Haddad also contends that “the vacillating amounts set forth in [the Firm's] various letters” were false and misleading. As the district court held, the Firm's December and January 2009 verification letters accurately delineated exactly which late fees, fines, attorney fees, and association fees went into the outstanding balance in accordance with the bylaws: first to fines and late fees and the remainder to association fees. As the court noted, the statements showed how the outstanding balances were calculated by showing the charges arising from each new entry and how subsequent payments were applied to the updated outstanding balance, and that “these entries track the balance and itemizations that [the Firm] communicated in its collection letters.” ID# 393. Thus, as the district court indicated, “a careful reading” of the Firm's communications, “even by an unsophisticated consumer, would have led to the conclusion that the amounts were accurate as reflected in the accompanying statements[.]” ID # 393.4 We AFFIRM the court's grant of summary judgment to the Firm on this issue.
For the foregoing reasons, the grant of summary judgment to the Firm is REVERSED and summary judgment to Haddad is GRANTED. The matter is REMANDED to the district court for further proceedings consistent with this opinion.
1. In Smith v.
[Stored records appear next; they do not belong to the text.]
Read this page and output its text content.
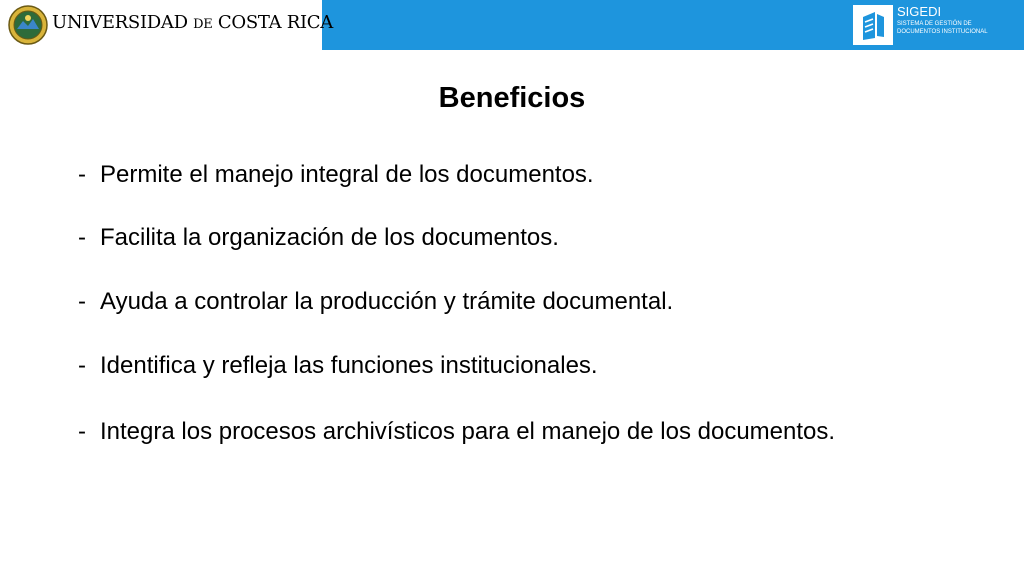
UNIVERSIDAD DE COSTA RICA
SIGEDI
SISTEMA DE GESTIÓN DE
DOCUMENTOS INSTITUCIONAL
Beneficios
- Permite el manejo integral de los documentos.
- Facilita la organización de los documentos.
- Ayuda a controlar la producción y trámite documental.
- Identifica y refleja las funciones institucionales.
- Integra los procesos archivísticos para el manejo de los documentos.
Transworld Sys., Inc., 953 F.2d 1025 (6th Cir.1992), we stated that no “independent investigation” is required under the FDCPA. Id. at 1032. This statement, however, referred to determining whether the amount demanded by the collector was accurate in order to avoid liability under 15 U.S.C. § 1692e(2)(A) by falsely representing the amount of the debt. With regard to verification under 15 U.S.C. § 1692g(b), the Smith court simply restated the statutory purpose as articulated by the district court in that case: “requir[ing] debt collecting agencies to cease collection activities if the amount has been disputed until the debt collector verifies the accuracy of the amount claimed.” Id. at 1031.
2. The statutory language provides that a consumer can dispute not only the whole debt, but also “any portion thereof.” 15 U.S.C. § 1692g(b). This language suggests that a debt collector cannot simply assert an unqualified amount that a consumer owes a creditor. After all, the words “or any portion thereof” would be superfluous if a consumer, like Haddad, disputes a portion of the debt and asks for verification of that portion, and the creditor simply replies that he has verified that the entire amount (not the portion disputed) is the correct total amount owed according to the creditor.
3. As previously mentioned, we believe that providing the date and nature of the transaction that led to the debt will lead to faster resolutions of disputes. The practice of debt collectors providing such an accounting suggests that they likely expect such a benefit as well.
4. Haddad does not present an argument regarding the application of the MCPA, so any claim under that statute is forfeited.